Connect allows you to create pods for just about anything, including
multiple screen sharing pods you can assign to the remote participants --
handy if you want to watch a group complete a task ala the instructor
standing behind the row of students.
All 3 provide the ability to share your entire desktop or specific
applications
WebEx and Connect can also share single documents
WebEx and Connect everything shared is also a whiteboard with group
annotation if allowed.
Goto does not allow group annotation
Since I've been using WebEx for about seven years that where my expertise
lies. One of the major security features of WebEx (at least before Cisco
bought them, not sure how much of this Cisco has torn down, they don't talk
about it) was the Mediatone network -- WebEx owned and maintained a
private, world-wide, real-time switched network. None of what you shared
was persistent on the network it was just switched from your machine to
your remote participants. Once the pack was at the remote participants
there was nothing on the servers to steal.

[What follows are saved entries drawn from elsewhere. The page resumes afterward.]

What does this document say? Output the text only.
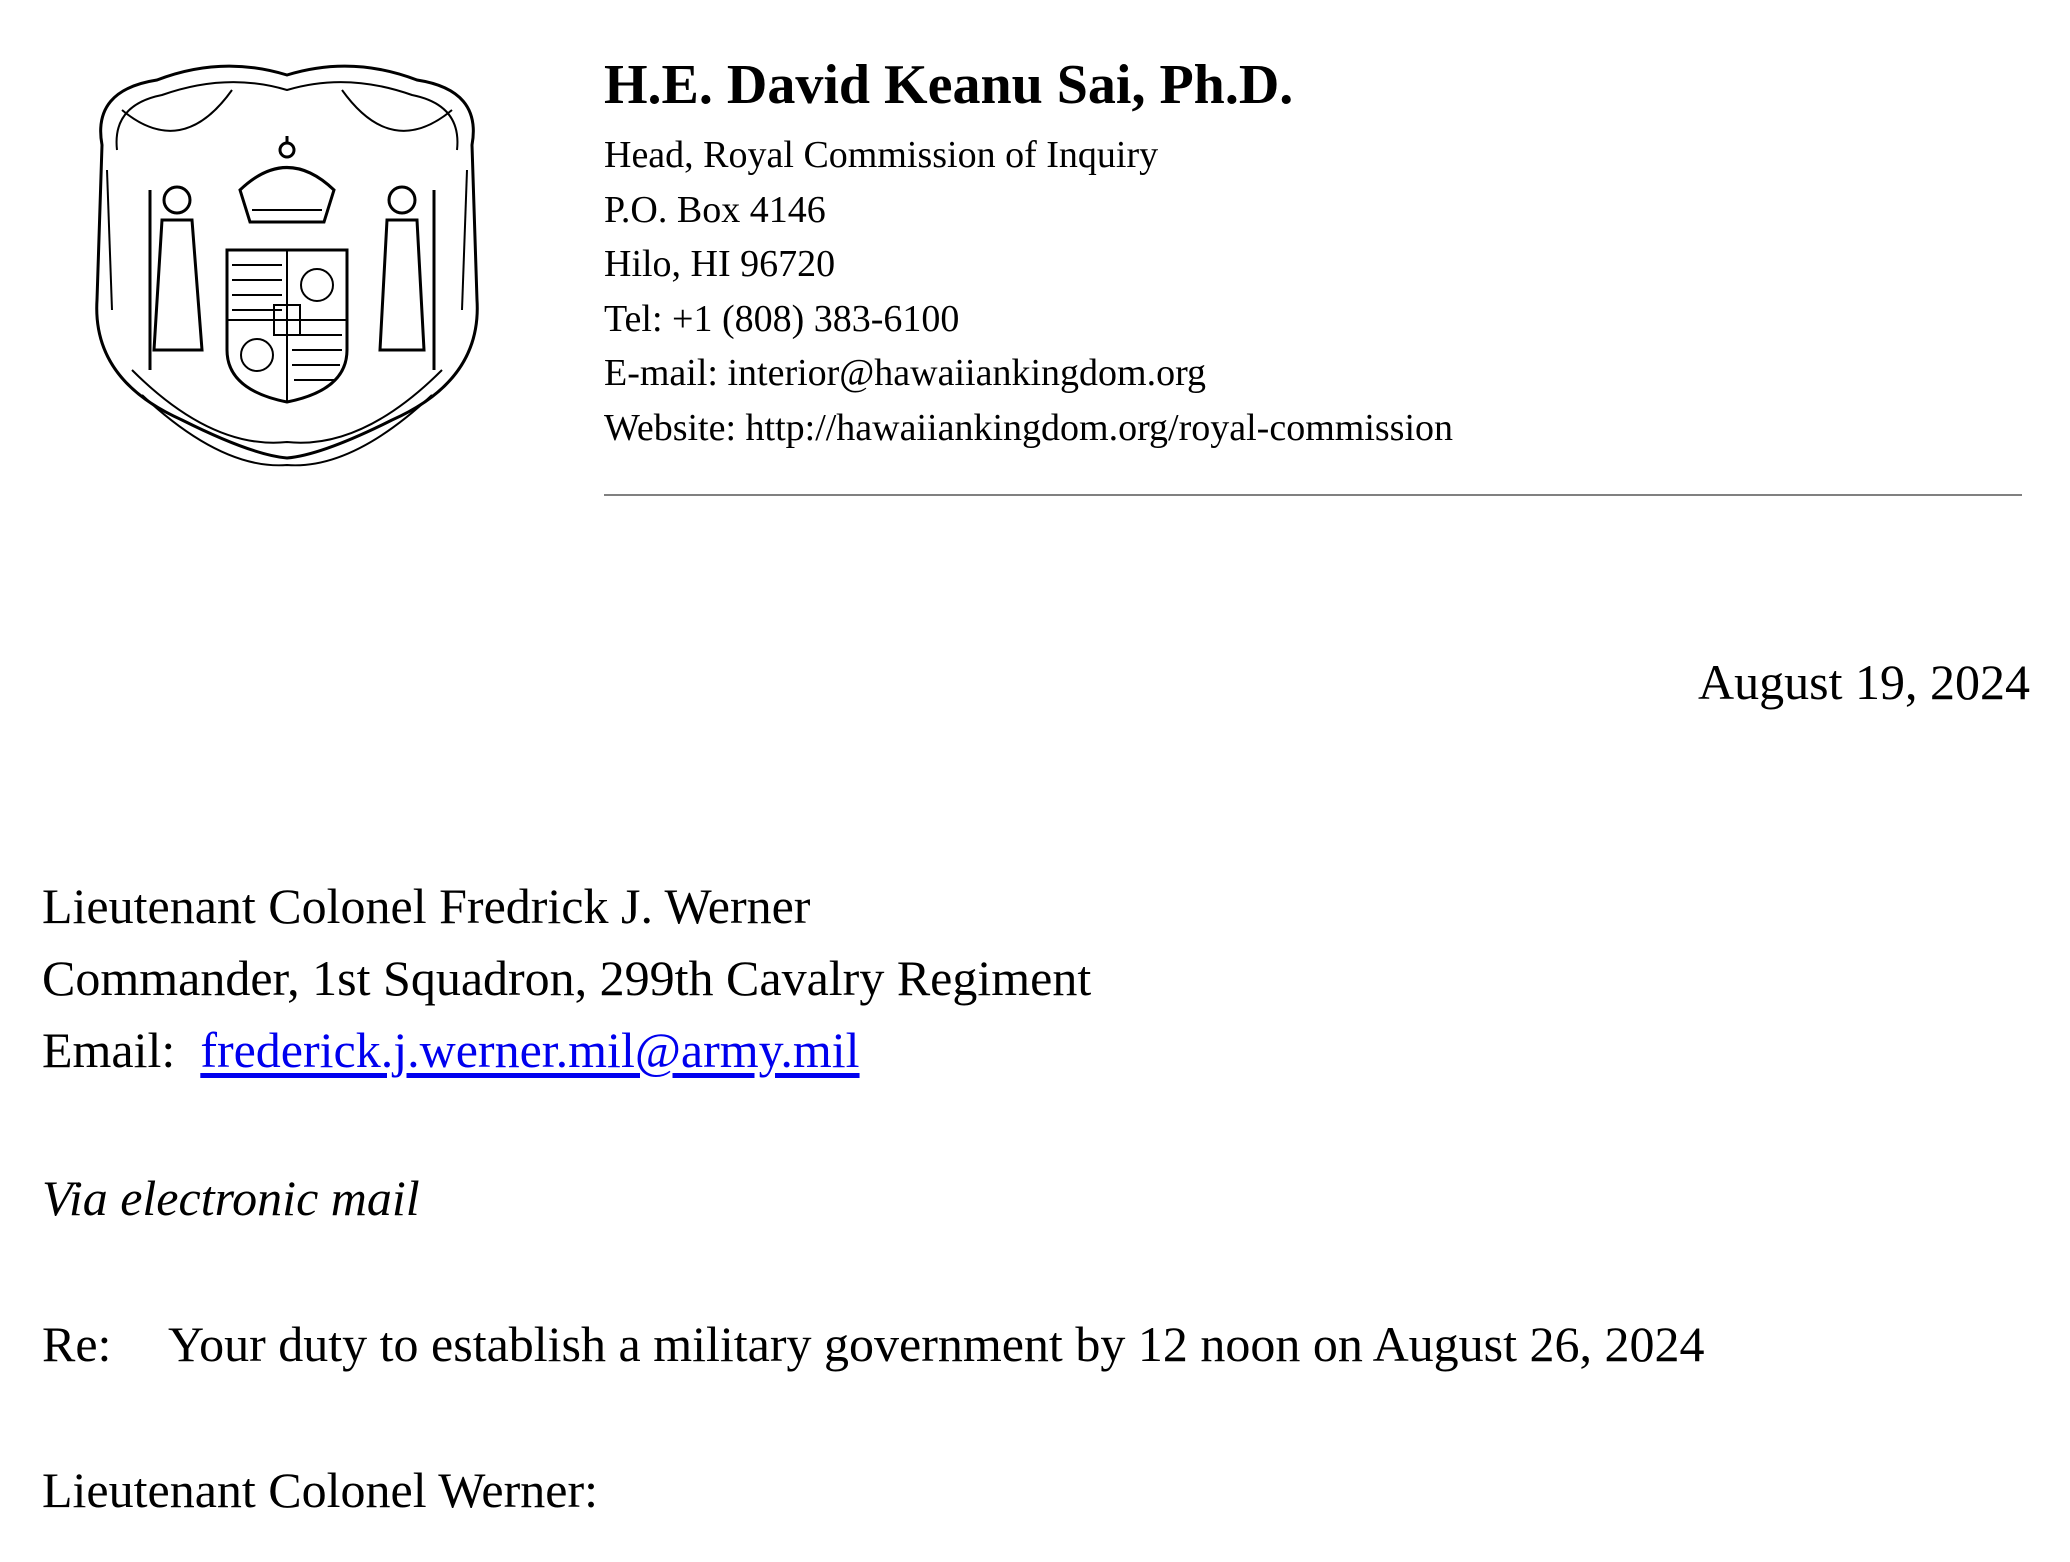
H.E. David Keanu Sai, Ph.D.
Head, Royal Commission of Inquiry
P.O. Box 4146
Hilo, HI 96720
Tel: +1 (808) 383-6100
E-mail: interior@hawaiiankingdom.org
Website: http://hawaiiankingdom.org/royal-commission
August 19, 2024
Lieutenant Colonel Fredrick J. Werner
Commander, 1st Squadron, 299th Cavalry Regiment
Email: frederick.j.werner.mil@army.mil
Via electronic mail
Re: Your duty to establish a military government by 12 noon on August 26, 2024
Lieutenant Colonel Werner:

Most of these systems work and achieve the efficiency they do (think
broadcast slides to 3000 end points with fraction of second latency) by
taking a snapshot of your screen and broadcasting it. Then they constantly
take snapshots (like a movie camera) but only transmit the pixels that
change, so even if some data did leak out, chances are it would be a
useless slice of screen near the mouse. Someone would have to break in and
steal the whole stream to get anything useful. In most cases, unless you
record the session and store it on the hosts servers or upload documents to
the host servers, nothing persists after the session.